3.1. Da eine bloße Formalentscheidung (wie zB eine Zurückweisung des Antrags des Versicherten wegen Vorliegens einer rechtskräftigen Entscheidung) diese Voraussetzung ‑ einer Entscheidung des Versicherungsträgers über den Anspruch ‑ nicht erfüllt, ist eine vom Versicherten dennoch erhobene Klage wegen Unzulässigkeit des Rechtswegs (§ 73 ASGG) zurückzuweisen (10 ObS 14/10x, SSV-NF 24/13 mwN). Schon das Rekursgericht hat somit zutreffend darauf hingewiesen, dass verfahrensrechtliche Bescheide der Versicherungsträger grundsätzlich ‑ von den hier nicht vorliegenden, in § 68 ASGG statuierten Ausnahmen abgesehen ‑ nicht der Überprüfung durch das Gericht im Rahmen der sukzessiven Kompetenz unterliegen.
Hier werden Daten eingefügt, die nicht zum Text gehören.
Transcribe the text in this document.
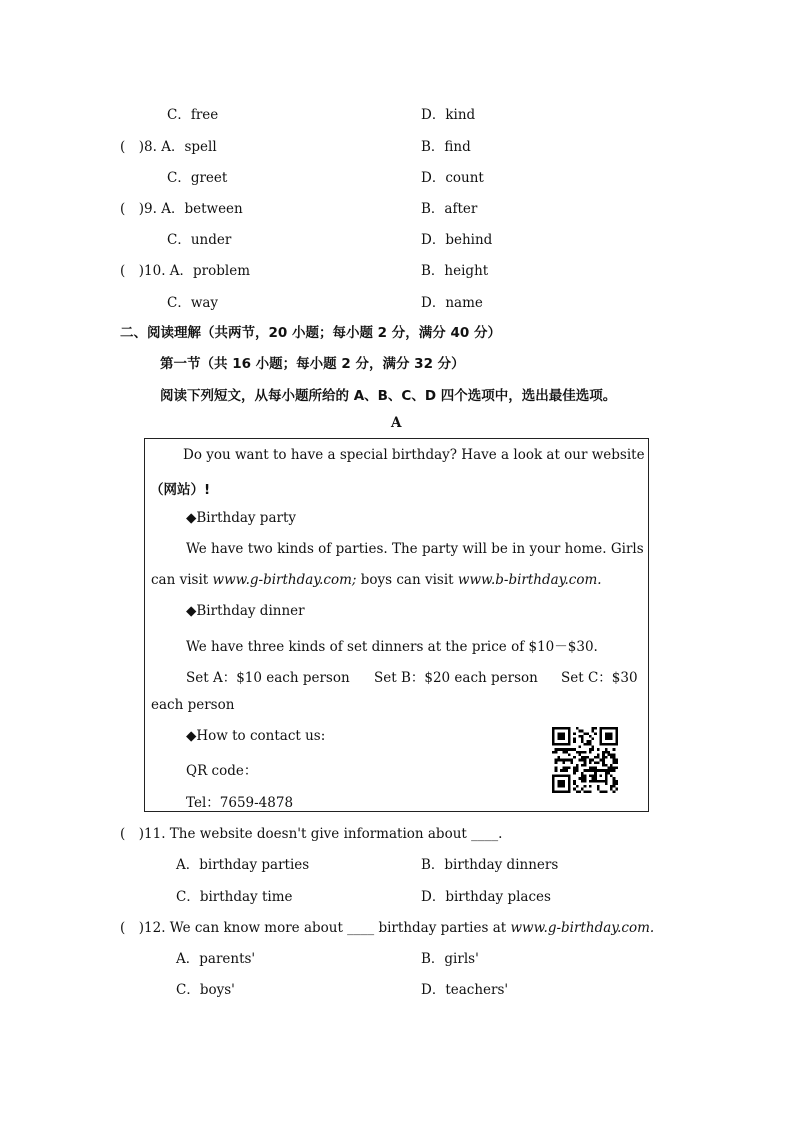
C．free	D．kind
(　)8. A．spell	B．find
C．greet	D．count
(　)9. A．between	B．after
C．under	D．behind
(　)10. A．problem	B．height
C．way	D．name
二、阅读理解（共两节，20 小题；每小题 2 分，满分 40 分）
第一节（共 16 小题；每小题 2 分，满分 32 分）
阅读下列短文，从每小题所给的 A、B、C、D 四个选项中，选出最佳选项。
A
Do you want to have a special birthday? Have a look at our website
（网站）!
◆Birthday party
We have two kinds of parties. The party will be in your home. Girls
can visit www.g-birthday.com; boys can visit www.b-birthday.com.
◆Birthday dinner
We have three kinds of set dinners at the price of $10－$30.
Set A：$10 each person Set B：$20 each person Set C：$30
each person
◆How to contact us:
QR code：
Tel：7659-4878
(　)11. The website doesn't give information about ____.
A．birthday parties	B．birthday dinners
C．birthday time	D．birthday places
(　)12. We can know more about ____ birthday parties at www.g-birthday.com.
A．parents'	B．girls'
C．boys'	D．teachers'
4. Zu Recht führt das Rekursgericht auch aus, dass im vorliegenden Fall jedenfalls nur eine durch den Antrag vom 5. 2. 2014 auf Bescheiderlassung ausgelöste Bescheidpflicht (nach § 367 Abs 1 ASVG in der ab 1. 1. 2014 geltenden Fassung) in Frage kommen könnte. Nach dem Zeitpunkt dieser Antragstellung, war die sechsmonatige Säumnisfrist gemäß § 67 Abs 1 Z 2 lit a ASGG jedoch weder zum Zeitpunkt der Klagseinbringung noch zu jenem des Schlusses der Verhandlung erster Instanz bereits abgelaufen (vgl RIS-Justiz RS0085867 [T15] und Neumayr in Zellkomm² § 67 ASGG Rz 13 mwN [zur Heilungsmöglichkeit bzgl der Rechtswegunzulässigkeit „verfrühter“ Säumnisklagen, wenn die Frist bis zum Schluss der Verhandlung erster Instanz abgelaufen ist und die Klage noch nicht zurückgewiesen wurde]). Der Rechtsweg war somit auch insoweit unzulässig, und ein Abweichen von gesicherter Rechtsprechung nicht zu erkennen.
5. Die Änderung der Rechtsschutzmöglichkeiten durch die Neufassung des § 367 ASVG durch das SRÄG 2012 (BGBl I 2013/3) ist hier (ebenfalls noch) nicht maßgebend. Da die außerordentliche Revision daher insgesamt keine erhebliche Rechtsfrage aufzeigt, ist sie zurückzuweisen.